Beginning around nine in the morning, people gather at a kickback session on Piedmont Avenue in Oakland with other young professional cannabis enthusiasts in the mood for a cup of coffee at MAKR House.
Cannabis and coffee are a classic combination of focus and active-yet-chill energy. They make for a great way to start the day, something industry insiders have known for a long time, says Amber Senter, CEO of MAKR House and founder of Landrace Origins.
“It’s a space for people to come and have a very leisurely morning,” Senter said.
Those gathered share coffees, have a bite to eat and get their day started in that tried-and-true, cannabis-plus-coffee way. While no cannabis is for sale, sampling is available, as tends to happen with weed. Or a person could just coordinate a well-timed delivery from their favorite cannabis delivery service.
While Senter first established MAKR House to create local demand for cannabis products, her newfound passion is coffee. Her Landrace Origins coffee brand sources fair-trade beans from partners around the world.
“In Columbia, El Salvador, the Democratic Republic of the Congo,” Senter said, “we’ve got real relationships with our supply chain. There are no big companies involved in what we do, period, across all of our supply chains, whether cannabis or coffee.”
Landrace Origins, in business for two years, works to maintain a global network that starts at home, so the focus always comes back to the basics.

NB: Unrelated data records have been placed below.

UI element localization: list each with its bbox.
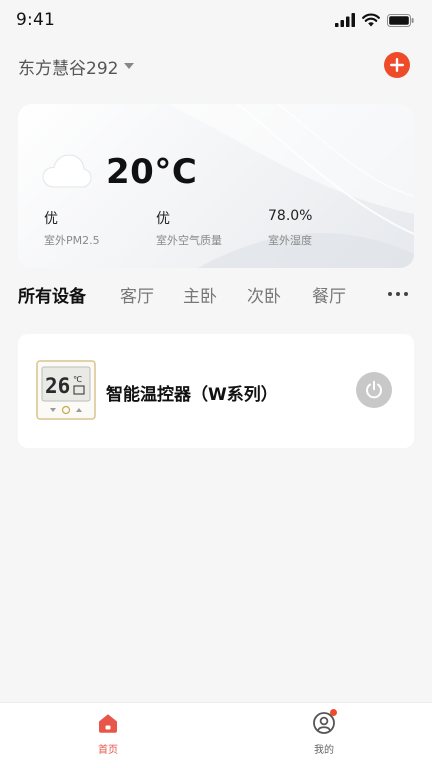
- cellular-signal-icon: [335, 13, 355, 27]
- home-selector[interactable]: 东方慧谷292: [18, 54, 135, 79]
- thermostat-display-digits: 26: [45, 374, 70, 398]
- tab-second-bedroom[interactable]: 次卧: [247, 282, 281, 307]
- metric-pm25-value: 优: [44, 211, 58, 227]
- cloud-icon: [42, 154, 92, 188]
- notification-badge: [330, 709, 337, 716]
- metric-pm25: 优 室外PM2.5: [44, 208, 100, 248]
- tab-living-room[interactable]: 客厅: [120, 282, 154, 307]
- power-icon: [366, 380, 382, 399]
- metric-air-quality: 优 室外空气质量: [156, 208, 222, 248]
- home-name: 东方慧谷292: [18, 58, 119, 79]
- bottom-nav: 首页 我的: [0, 702, 432, 768]
- metric-air-quality-value: 优: [156, 211, 170, 227]
- more-dot: [396, 292, 400, 296]
- thermostat-device-image: 26 ℃: [36, 360, 96, 420]
- status-icons: [335, 12, 414, 28]
- profile-icon: [312, 709, 337, 735]
- tab-master-bedroom[interactable]: 主卧: [183, 282, 217, 307]
- caret-down-icon: [124, 63, 135, 69]
- metric-air-quality-label: 室外空气质量: [156, 234, 222, 247]
- tab-all-devices[interactable]: 所有设备: [18, 282, 86, 307]
- device-name: 智能温控器（W系列）: [106, 385, 278, 405]
- thermostat-display-unit: ℃: [73, 375, 82, 384]
- status-time: 9:41: [16, 10, 55, 30]
- more-icon[interactable]: [388, 292, 408, 296]
- more-dot: [388, 292, 392, 296]
- tab-dining-room[interactable]: 餐厅: [312, 282, 346, 307]
- nav-home[interactable]: 首页: [78, 711, 138, 756]
- room-tabs: 所有设备 客厅 主卧 次卧 餐厅: [18, 282, 414, 310]
- metric-humidity: 78.0% 室外湿度: [268, 208, 312, 248]
- device-card-thermostat[interactable]: 26 ℃ 智能温控器（W系列）: [18, 334, 414, 448]
- power-button[interactable]: [356, 372, 392, 408]
- plus-icon: [390, 58, 404, 72]
- outdoor-temperature: 20°C: [106, 152, 198, 192]
- home-icon: [96, 711, 120, 735]
- metric-humidity-label: 室外湿度: [268, 234, 312, 247]
- metric-pm25-label: 室外PM2.5: [44, 234, 100, 247]
- metric-humidity-value: 78.0%: [268, 208, 313, 224]
- battery-icon: [387, 13, 414, 27]
- add-button[interactable]: [384, 52, 410, 78]
- weather-card: 20°C 优 室外PM2.5 优 室外空气质量 78.0% 室外湿度: [18, 104, 414, 268]
- wifi-icon: [362, 13, 380, 27]
- nav-mine[interactable]: 我的: [294, 709, 354, 756]
- nav-mine-label: 我的: [314, 745, 334, 756]
- status-bar: 9:41: [0, 0, 432, 44]
- more-dot: [404, 292, 408, 296]
- nav-home-label: 首页: [98, 745, 118, 756]
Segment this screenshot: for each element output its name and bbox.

“I’m working on making sure that the way we grow the company is sustainable and within our values,” Senter said. “I’m constantly highlighting people throughout our supply chain that we really want to work with because, as we know, we vote with our dollar, and that’s no different in business.”
“I’m a queer Black woman that’s a veteran of the United States Coast Guard, and raising money is incredibly difficult,” she added. “Of all the venture capital, 0.006% goes to Black women. That’s the Black women, that’s not even queer Black women, you know?”
Rebuild Women’s Hope is the women’s collective that the company works with to subsidize local infrastructure projects from the sales of coffee beans grown in sustainable, financially viable, locally-owned operations. The products of which are on offer at Senter’s “High on Flavor” morning gatherings.
Recent coffee and cannabis pop-ups have been accompanied by a record store pop-up with a few stacks of crates, a plant vendor and an educational bud bar.
“At [the Bud Bar] station, we suggest which coffee or tea pairs best with the different types of varieties of cannabis,” Senter said. “We have a coffee-and-tea bar with two baristas both making the pour-overs, lattes, cold brew and tea.”
Local food favorites also join. Donut Savant, of Oakland, has done “kind of a brunch,” and Filipino street-eats purveyor Lucky Three Seven, local to Oakland, has provided food.
MAKR House Brands
As well as Landrace Origins, MAKR House manages the cannabis brands Disco Jays and Tiger’s Eye.
“Disco Jays [prerolls] and Tiger’s Eye cigars are products that really resonate within the communities that we come from,” Senter said.
A true believer in the caffeine / THC nexus, the company offers a pairing of the two plants for sale at dispensaries. The “Landrace Origins Coffee and Tea Club” is recommended “for enthusiasts of two of the greatest plants on earth: coffee and cannabis,” says the company’s website.
With the maturation of the cannabis industry, much more sophisticated products have come to market. But the industry remains overregulated. That means that the companies that don’t have the economies of scale to match the efficiencies of the big boys are not able to shoulder the high tax burden placed on cannabis operators.
“It’s very much a price game and a race to the bottom, in my opinion, and you know that’s something that’s very hard to compete with, especially as a small business owner,” Senter said. “My team is all women. For now. And yeah, we all love weed. We love making weed products that are practical for people.”
The companies find various ways of staying connected to a diversity of community members. As well as the coffee pop-ups, Senter and Landrace Origins host livestreams on Instagram highlighting the women who work with the company abroad—most recently, the aforementioned collective in the Congo.
Back to the coffee klatch, which exists because these products and companies are organized around one principle: building community. People gather together for work, for socializing, for life.
“Yes, being able to partake and do that with people, maybe friends, [maybe] people you don’t know, and have a really nice, easy conversation with some nice music and a beautiful ambiance—it’s cool,” Senter said. Very cool.